Die deutsche Wirtschaft ist im neunten Aufschwungsjahr und das Wachstum liegt trotz der schwächelnden zweiten Jahreshälfte über dem Durchschnitt der letzten zehn Jahre. Insgesamt wuchs das Bruttoinlandsprodukt im Jahr 2018 um 1,5 Prozent. Im Vergleich zu den vergangenen Jahren fielen die Wachstumsimpulse durch den privaten Konsum (plus 1,0 Prozent) und den Staatsausgaben (plus 1,1 Prozent) schwächer aus. Hingegen zeigte sich bei den Bruttoinvestitionen (plus 4,8 Prozent) ein stärkeres Bild. Insbesondere die Ausrüstungsinvestitionen (plus 4,5 Prozent) setzen erneut ein positives Zeichen, zusätzlich sind die Bauinvestitionen um 3,0 Prozent gestiegen und auch die sonstigen Anlagen (plus 0,4 Prozent), wozu die Investitionen in Forschung und Entwicklung zählen, nahmen im Vergleich zum Vorjahr zu. Im Zuge des anhaltenden Aufschwungs belief sich der Zugang an Erwerbstätigen auf 562 Tausend Personen und lag für das Jahr 2018 bei 44,8 Millionen Personen. Der Anstieg der sozialversicherungspflichtigen Beschäftigten trug maßgeblich zum Wachstum der Erwerbstätigen (plus 1,3 Prozent) bei.

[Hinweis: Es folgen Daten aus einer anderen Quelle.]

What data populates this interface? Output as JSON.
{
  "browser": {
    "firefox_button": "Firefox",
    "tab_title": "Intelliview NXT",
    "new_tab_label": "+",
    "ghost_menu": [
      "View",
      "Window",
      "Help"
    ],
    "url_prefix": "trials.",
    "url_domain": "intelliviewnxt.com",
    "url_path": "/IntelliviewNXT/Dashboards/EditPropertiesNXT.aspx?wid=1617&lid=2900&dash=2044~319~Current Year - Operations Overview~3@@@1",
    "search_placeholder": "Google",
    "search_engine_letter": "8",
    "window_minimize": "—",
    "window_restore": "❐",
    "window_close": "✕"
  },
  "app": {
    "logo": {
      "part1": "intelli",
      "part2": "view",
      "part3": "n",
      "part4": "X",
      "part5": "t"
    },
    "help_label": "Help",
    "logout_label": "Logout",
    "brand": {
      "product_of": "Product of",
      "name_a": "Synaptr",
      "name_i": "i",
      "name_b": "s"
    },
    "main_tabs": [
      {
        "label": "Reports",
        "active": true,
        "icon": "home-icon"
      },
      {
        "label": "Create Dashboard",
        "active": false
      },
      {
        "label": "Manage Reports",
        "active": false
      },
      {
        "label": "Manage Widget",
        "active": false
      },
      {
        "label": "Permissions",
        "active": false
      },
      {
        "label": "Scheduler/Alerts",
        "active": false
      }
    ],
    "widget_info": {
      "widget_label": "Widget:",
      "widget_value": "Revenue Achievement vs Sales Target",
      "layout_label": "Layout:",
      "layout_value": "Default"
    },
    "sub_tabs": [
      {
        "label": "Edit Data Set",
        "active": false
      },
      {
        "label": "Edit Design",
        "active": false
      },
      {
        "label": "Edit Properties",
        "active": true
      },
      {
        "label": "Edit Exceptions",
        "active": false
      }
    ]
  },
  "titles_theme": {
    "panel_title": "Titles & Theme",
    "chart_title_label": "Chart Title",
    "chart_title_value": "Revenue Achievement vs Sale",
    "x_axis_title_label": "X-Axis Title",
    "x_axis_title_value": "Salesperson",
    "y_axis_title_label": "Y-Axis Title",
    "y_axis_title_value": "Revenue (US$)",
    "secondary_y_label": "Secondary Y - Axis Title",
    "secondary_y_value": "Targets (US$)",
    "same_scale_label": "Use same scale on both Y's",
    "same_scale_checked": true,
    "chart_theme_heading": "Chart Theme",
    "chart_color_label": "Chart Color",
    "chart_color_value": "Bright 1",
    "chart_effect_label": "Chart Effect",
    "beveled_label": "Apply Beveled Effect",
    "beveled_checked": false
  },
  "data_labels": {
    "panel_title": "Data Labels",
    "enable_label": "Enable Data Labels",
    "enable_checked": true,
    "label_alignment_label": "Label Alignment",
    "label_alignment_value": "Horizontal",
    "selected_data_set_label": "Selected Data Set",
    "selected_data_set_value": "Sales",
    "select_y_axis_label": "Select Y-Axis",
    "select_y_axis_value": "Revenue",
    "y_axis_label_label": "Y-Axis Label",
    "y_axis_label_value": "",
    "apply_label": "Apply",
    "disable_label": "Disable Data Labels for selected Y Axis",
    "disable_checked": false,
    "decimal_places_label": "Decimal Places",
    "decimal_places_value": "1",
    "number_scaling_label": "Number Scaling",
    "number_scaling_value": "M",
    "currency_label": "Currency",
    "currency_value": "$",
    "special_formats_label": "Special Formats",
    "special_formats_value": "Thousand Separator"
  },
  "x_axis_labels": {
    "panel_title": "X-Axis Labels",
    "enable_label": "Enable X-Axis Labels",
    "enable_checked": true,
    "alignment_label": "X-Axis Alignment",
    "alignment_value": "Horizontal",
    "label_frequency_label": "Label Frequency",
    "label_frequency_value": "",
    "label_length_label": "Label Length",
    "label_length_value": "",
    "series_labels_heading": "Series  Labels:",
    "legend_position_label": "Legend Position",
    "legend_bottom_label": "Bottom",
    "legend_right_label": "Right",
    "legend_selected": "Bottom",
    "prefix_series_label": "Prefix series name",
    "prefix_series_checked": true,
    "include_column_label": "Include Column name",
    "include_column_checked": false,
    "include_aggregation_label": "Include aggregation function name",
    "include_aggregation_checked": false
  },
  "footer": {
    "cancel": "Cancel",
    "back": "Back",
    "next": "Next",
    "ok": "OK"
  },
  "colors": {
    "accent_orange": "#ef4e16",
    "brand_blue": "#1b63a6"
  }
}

(Quelle: Statistisches Bundesamt)

Deutscher Maschinen- und Anlagenbau

Die preisbereinigte Produktion im deutschen Maschinenbau konnte 2018 nach vorläufigen Berechnungen des Statistischen Bundesamtes um 2 Prozent steigen. Die Erwartungen, die manche Maschinenbauer an das Jahr 2018 hatten, haben sich damit sicher nicht erfüllt. Dies lag nicht am Auftragseingang, der im vergangenen Jahr um 5 Prozent zulegen konnte. Der Grund waren zahlreiche Produktionsbehinderungen. Im Oktober des vergangenen Jahres klagte ein Zehntel der Unternehmen über zu kleine Maschinenparks. Noch gravierender machte sich ein Mangel an Arbeitskräften bemerkbar. 27 Prozent der Maschinenbauer hätten mehr produzieren können, wenn sie mehr Arbeitskräfte gehabt hätten. Und noch etwas kräftiger bremste die Materialknappheit die Produktion. 28 Prozent der Unternehmen konnten nicht schnell genug das für die Produktion benötigte Material bekommen. 15 Prozent der Maschinenbauer hatten ganz andere Sorgen: Sie litten unter Auftragsmangel.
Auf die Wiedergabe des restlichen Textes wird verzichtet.